Kathbild/Franz Josef Rupprecht

Mar Gregorios Johanna Ibrahim

Weiter heißt es in der gemeinsamen Erklärung: „In Syrien ist schon so viel Blut geflossen, zu viele Menschen sind aus ihren Lebensverhältnissen herausgerissen worden, zu viel ist zerstört worden.“ Eine der Geiseln, Metropolit Mar Gregorios Johanna Ibrahim, sei „ein langjähriger Freund Österreichs“ und seit mehr als 30 Jahren ein enger Mitarbeiter der Stiftung Pro Oriente. Er habe vor kurzem gesagt: „Wir sind total erschöpft und können nicht mehr weiter.“

Bittgottesdienst in Graz

Ein besonderes liturgisches Zeichen der Solidarität mit den entführten Bischöfen wird am Donnerstag in Graz gesetzt: So feiert Bischofsvikar Gottfried Lafer um 19.00 Uhr im Grazer Dom einen Bittgottesdienst für die Geiseln und alle von Gewalt betroffenen Menschen in Syrien.

Schönborn, Dura und Marte erinnern an die Erklärung der in Syrien beheimateten Kirchenführer Patriarch Johanna X. Jasidschi und Patriarch Mar Ignatios Zakka I. Iwas. Diese Erklärung wollten sie sich „zu eigen machen“.

In der Patriarchenerklärung heißt es unter anderem, dass die im Nahen Osten lebenden Christen essenzieller Bestandteil ihrer Länder seien.

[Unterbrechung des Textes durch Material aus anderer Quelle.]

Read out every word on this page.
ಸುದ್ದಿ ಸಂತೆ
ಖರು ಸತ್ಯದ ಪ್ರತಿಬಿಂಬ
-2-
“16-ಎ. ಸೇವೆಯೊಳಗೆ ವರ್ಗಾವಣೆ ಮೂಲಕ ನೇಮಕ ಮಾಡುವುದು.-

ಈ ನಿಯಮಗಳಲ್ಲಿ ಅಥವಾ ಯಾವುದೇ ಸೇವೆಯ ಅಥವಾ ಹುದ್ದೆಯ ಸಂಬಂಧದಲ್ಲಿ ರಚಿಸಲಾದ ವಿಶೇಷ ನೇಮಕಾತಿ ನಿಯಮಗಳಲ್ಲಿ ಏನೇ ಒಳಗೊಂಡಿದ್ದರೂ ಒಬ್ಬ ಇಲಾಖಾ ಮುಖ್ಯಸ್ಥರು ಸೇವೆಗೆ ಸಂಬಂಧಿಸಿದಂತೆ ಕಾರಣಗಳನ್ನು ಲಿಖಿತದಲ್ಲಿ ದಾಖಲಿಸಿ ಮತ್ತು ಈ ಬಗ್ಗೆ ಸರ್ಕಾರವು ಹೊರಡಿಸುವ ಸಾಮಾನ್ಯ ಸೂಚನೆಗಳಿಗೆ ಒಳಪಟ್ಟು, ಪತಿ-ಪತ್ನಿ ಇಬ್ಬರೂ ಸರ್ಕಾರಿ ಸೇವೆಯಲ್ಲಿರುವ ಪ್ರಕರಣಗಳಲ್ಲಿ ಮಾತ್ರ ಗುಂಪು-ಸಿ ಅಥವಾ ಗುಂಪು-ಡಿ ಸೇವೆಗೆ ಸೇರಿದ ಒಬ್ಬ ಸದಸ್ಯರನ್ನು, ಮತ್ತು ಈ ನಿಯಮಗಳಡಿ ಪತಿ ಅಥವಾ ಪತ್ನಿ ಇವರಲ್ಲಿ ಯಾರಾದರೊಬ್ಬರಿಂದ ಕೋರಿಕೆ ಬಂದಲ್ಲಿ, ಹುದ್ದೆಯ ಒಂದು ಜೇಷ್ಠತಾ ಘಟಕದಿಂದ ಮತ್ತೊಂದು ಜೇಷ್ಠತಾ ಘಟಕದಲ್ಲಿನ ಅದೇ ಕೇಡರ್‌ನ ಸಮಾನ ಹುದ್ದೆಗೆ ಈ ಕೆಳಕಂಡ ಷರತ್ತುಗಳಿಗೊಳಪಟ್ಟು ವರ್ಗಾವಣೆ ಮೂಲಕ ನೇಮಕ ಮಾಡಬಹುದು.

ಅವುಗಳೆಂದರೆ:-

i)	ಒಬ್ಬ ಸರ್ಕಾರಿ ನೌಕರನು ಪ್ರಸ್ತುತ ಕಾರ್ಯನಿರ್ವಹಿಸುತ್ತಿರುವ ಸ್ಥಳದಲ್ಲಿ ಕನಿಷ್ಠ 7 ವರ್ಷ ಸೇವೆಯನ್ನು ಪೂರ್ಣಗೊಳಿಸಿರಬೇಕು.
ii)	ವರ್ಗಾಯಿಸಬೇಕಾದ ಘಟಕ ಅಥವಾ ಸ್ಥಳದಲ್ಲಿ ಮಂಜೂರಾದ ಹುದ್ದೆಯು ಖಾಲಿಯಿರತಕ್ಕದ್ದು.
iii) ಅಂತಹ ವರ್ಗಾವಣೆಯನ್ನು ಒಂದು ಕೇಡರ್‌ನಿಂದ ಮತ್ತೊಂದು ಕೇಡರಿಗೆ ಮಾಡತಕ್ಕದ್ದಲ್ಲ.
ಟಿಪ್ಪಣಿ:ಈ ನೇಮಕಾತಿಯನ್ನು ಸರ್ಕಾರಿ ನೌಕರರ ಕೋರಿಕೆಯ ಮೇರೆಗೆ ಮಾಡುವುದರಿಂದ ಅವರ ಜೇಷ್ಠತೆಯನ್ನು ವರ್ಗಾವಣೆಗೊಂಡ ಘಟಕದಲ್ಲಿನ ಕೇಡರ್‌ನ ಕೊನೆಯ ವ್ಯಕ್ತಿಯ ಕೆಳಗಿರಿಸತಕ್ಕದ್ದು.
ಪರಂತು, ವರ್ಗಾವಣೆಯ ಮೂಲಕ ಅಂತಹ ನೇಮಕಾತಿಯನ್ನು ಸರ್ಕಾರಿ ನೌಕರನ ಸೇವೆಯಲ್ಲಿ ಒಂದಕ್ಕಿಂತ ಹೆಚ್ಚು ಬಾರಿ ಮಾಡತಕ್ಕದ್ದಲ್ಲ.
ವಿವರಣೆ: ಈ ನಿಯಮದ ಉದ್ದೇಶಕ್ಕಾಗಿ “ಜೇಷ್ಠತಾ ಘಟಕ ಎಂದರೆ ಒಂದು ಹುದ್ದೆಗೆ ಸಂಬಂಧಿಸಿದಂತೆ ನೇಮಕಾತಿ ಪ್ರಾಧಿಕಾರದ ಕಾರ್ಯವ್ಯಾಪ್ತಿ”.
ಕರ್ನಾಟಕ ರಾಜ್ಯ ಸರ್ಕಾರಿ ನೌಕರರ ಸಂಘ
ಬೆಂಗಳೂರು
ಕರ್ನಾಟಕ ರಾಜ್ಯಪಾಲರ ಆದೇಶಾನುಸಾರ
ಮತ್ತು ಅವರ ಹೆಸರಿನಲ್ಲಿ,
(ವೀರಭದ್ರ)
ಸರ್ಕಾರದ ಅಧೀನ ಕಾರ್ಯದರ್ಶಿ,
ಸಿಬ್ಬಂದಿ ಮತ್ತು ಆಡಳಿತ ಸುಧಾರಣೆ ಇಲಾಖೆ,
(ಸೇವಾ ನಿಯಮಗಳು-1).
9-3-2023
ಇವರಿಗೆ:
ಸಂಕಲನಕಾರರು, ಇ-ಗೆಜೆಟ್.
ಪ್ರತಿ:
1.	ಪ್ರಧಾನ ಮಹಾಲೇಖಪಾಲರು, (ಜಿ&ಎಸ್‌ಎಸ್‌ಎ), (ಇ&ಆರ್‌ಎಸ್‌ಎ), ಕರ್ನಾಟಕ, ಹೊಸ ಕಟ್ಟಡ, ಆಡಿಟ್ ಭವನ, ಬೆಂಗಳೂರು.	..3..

Entführungen seien „eine der absurdesten Ausformungen der Gewalt“. Es müsse „alles vermieden werden, was einen religiösen Konflikt anfachen könnte“. Syrien solle wieder „ein Garten der Nächstenliebe, der Sicherheit und der Koexistenz“ werden.

„Wir wenden uns an die Entführer“

Abschließend heißt es im Patriarchenappell im Blick auf die Muslime: „Wir ergreifen die Gelegenheit, an unsere Mitbürger aus allen islamischen Konfessionen zu appellieren, dem Missbrauch des Menschen Widerstand zu leisten. Denn es ist Missbrauch, wenn er als Objekt betrachtet, als Schild im Kampf oder als Mittel der finanziellen oder politischen Korruption eingesetzt wird. Wir wenden uns an die Entführer und sagen ihnen, dass die von ihnen Entführten Boten des Friedens in der Welt sind. Ihre religiöse, gesellschaftliche und patriotische Arbeit legt für sie Zeugnis ab.“

Mar Bulos Jasidschi

APA/EPA/SANA

Mar Bulos Jasidschi

Der Kanzler des syrisch-orthodoxen Patriarchats von Antiochien in Damaskus, Metropolit Jean Aziz Kawak, sage am Donnerstag, er hoffe, dass Mar Gregorios Johanna Ibrahim und Bulos Jasidschi schnellstmöglich freigelassen werden, damit sie mit den orthodoxen Gläubigen die bevorstehenden Kar- und Ostertage feiern könnten.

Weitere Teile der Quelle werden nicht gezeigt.